The implementation of the drawing into the gameplay is not handled as well. From an integral aspect to the entire game in the original games, it’s now relegated to nothing more than a novelty. The only real impact your drawing skills have is creating your own hero. Other moments of drawing objects, like a statue, are nothing more than optional tasks. A far cry from the original, in which you drew platforms for, well, you platforming, weapons to defeat enemies and much more. Considering the name for the series is literally DRAWN to Life this is a very disappointing development.

In its stead, Two Realms focuses on the concept of stickers. These stickers can be bought in shops alongside new templates for your hero using the coins you collect. There are two types of stickers. The first type of stickers can be used with your hero. These stickers include masks, backpacks, jetpacks, boxing gloves etc. Some easy to implement ‘upgrades’ the look of your hero. While some of the stickers do look really cool and I feel kids will like them very much they end up being superficial. It’s there for looks only and if you’re not interested in them, you basically have nothing to use all of you hard-earned coins for.

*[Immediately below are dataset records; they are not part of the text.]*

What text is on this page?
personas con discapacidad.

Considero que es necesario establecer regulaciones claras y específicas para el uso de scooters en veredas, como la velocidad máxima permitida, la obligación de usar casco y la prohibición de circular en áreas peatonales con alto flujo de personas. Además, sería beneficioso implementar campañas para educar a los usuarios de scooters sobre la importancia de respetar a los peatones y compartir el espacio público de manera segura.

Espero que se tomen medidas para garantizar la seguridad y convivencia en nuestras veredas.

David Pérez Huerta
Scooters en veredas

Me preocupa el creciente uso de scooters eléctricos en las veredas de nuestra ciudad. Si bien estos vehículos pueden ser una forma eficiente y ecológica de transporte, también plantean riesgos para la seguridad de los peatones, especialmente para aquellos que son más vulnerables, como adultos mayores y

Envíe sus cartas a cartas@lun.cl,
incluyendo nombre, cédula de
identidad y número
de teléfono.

What all these puzzle-platform levels suffer from is that not all of them are well designed, can be overly long and frustrating, have frequent problems with hit detection and above all else overstay their welcome. Doing three of four-story related and then a challenge level or two after is nice, but that’s really how far you can stretch these levels in one sitting. This leads me into the final problem of the game: its stall tactics. The game feels more like very much like a mobile title and that’s not a good thing, at least to me. There are no microtransactions or such in the game, you pay 10,- for the whole package and that’s it, but you can clearly see where such things would have gone. Microtransactions would have gone to the sticker and the walking speed of the hero is painfully slow.

Here's a screencap of a level for your, so you can get a better idea of what I'm talking about.

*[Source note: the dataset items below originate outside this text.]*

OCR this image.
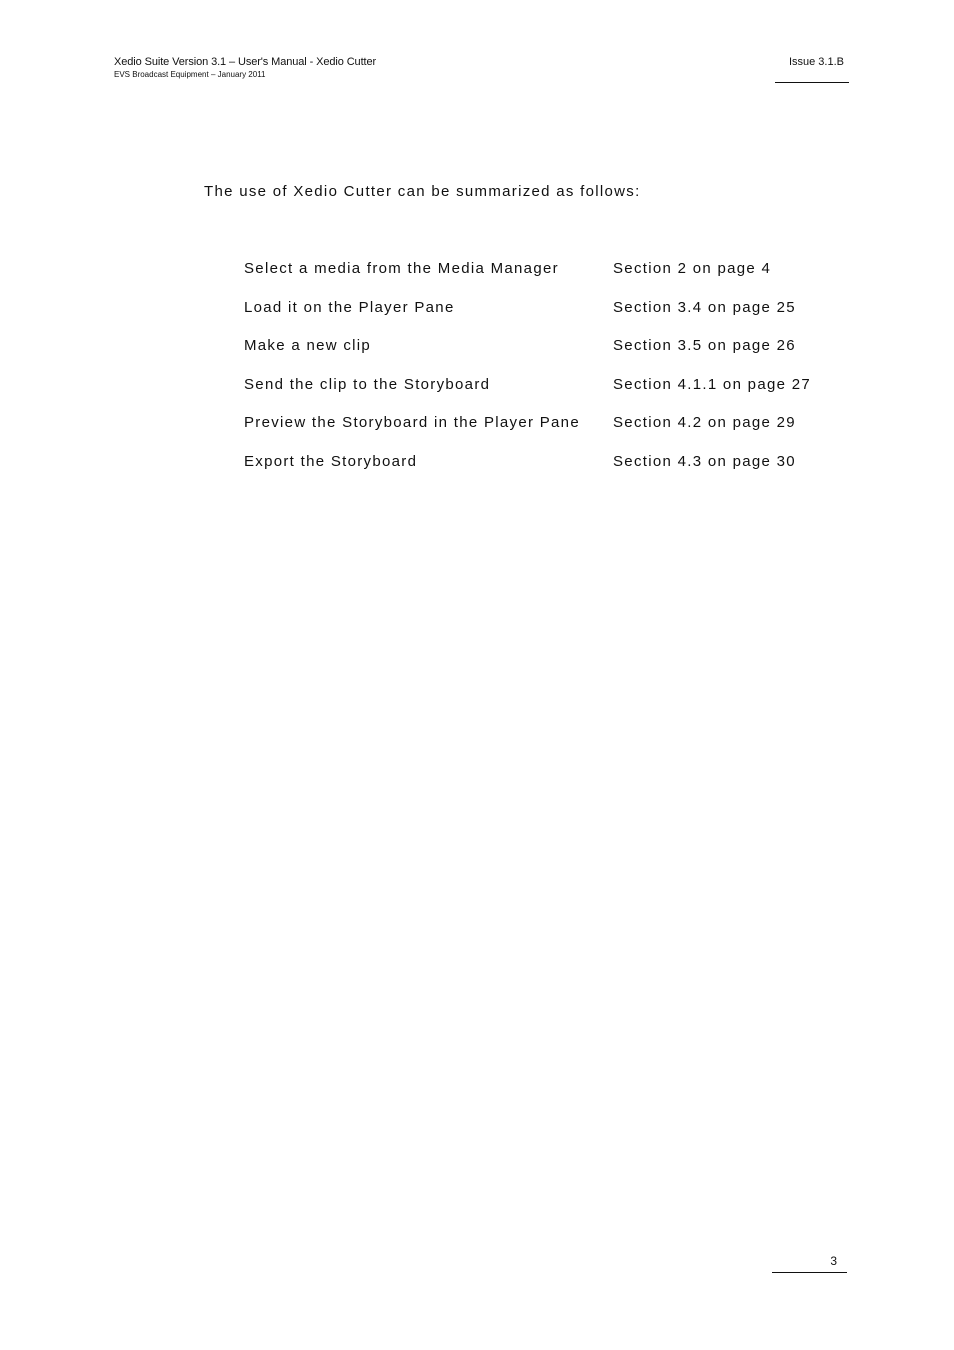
Xedio Suite Version 3.1 – User's Manual - Xedio Cutter
EVS Broadcast Equipment – January 2011
Issue 3.1.B
The use of Xedio Cutter can be summarized as follows:
Select a media from the Media Manager	Section 2 on page 4
Load it on the Player Pane	Section 3.4 on page 25
Make a new clip	Section 3.5 on page 26
Send the clip to the Storyboard	Section 4.1.1 on page 27
Preview the Storyboard in the Player Pane Section 4.2 on page 29
Export the Storyboard	Section 4.3 on page 30
3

I’ve been pointing out Two Realms shortcomings a lot in this review (there are a lot of them) but I do want to finish this review in a more positive way. There are still two things to talk about and they are without a doubt the game’s two biggest bright spots. The graphic and the soundtrack. The pixel art of the game is outright beautiful. All characters have multiple frames of animation to make their movement feel as smooth as possible. They also have quite a few expressions and emotions that make them emote successfully and feel much more alive. The sections that aren’t pixel art, primarily the enemies, look good as well. Kind of reminds me of Paper Mario actually with their thick white outline and that’s really not a bad thing at all.

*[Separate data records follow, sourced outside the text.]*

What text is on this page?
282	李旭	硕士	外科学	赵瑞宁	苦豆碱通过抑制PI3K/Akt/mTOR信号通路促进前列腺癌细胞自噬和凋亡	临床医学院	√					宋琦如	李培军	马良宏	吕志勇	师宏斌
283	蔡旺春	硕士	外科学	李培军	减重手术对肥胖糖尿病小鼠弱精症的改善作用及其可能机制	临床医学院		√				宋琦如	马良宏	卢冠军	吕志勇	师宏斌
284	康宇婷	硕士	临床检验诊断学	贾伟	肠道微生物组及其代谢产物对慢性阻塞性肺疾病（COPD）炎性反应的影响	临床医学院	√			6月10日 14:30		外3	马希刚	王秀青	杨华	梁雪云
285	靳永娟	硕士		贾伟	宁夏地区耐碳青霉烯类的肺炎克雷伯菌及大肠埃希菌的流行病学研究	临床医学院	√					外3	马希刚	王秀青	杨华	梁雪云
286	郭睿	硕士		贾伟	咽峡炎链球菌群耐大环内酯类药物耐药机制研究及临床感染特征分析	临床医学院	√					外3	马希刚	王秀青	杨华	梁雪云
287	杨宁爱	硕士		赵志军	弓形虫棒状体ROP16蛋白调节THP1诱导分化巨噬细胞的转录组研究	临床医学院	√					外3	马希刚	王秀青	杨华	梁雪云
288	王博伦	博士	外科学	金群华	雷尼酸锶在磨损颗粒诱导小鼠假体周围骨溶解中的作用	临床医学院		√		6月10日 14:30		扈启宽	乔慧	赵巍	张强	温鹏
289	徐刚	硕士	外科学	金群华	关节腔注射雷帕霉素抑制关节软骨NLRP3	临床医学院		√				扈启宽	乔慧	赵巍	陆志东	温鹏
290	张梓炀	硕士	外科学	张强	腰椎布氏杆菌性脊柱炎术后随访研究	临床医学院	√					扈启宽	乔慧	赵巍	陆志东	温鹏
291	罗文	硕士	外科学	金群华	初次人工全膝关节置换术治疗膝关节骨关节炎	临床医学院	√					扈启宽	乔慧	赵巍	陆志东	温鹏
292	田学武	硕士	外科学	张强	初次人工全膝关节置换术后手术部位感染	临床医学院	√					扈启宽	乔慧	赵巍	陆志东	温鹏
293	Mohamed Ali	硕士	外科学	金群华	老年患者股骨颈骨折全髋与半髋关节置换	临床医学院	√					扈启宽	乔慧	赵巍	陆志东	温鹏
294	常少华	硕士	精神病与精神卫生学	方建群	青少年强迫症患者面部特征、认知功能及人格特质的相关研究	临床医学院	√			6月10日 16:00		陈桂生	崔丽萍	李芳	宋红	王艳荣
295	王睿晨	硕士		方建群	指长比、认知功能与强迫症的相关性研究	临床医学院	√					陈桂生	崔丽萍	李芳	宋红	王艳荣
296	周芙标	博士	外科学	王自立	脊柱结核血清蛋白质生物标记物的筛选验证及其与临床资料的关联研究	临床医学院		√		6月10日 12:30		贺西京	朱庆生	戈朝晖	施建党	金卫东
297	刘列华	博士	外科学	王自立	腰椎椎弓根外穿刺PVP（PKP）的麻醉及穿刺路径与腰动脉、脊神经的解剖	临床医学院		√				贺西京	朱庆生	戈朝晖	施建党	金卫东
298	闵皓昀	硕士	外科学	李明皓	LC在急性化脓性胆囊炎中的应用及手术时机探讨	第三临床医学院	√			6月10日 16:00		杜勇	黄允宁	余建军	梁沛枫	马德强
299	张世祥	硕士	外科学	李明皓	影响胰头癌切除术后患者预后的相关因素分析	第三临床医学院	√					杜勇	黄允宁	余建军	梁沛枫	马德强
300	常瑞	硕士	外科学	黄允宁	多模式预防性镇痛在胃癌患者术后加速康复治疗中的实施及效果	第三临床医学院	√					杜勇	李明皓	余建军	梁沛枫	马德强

The soundtrack is beautiful as well. It’s the same style of tracks of the original. While the remixed tracks here aren’t as ‘catchy’ as those of the original, they are still very good and is quite relaxing. So yeah, the game looks and sound outright beautiful.

Conclusion

So, what’s the verdict on Drawn to Life: Two Realms? Well, just like I said in the opening this game is a mixed bag. I think the best way to describe my feelings toward this game is this: while I’m happy I played and finished it, I don’t really feel like ever playing it again. I had fun with it. There were some fun moments, some neat ideas and there is a lot of potential that a sequel could take advantage of However, there are just too many problems, too many frustrations, for me to play this game again any time soon.

Would I recommend Two Realms to anyone? If you’re either a fan of the series, interested in what Two Realms has to offer or have a kid who might enjoy it, then I would consider buying it. Considering the game is only 10,- it’s pretty easy to just pick the game up and see what’s it’s about and put the game down if you don’t like it. Just be aware of all of the game’s problems and that it could easily end in frustration and disappointment.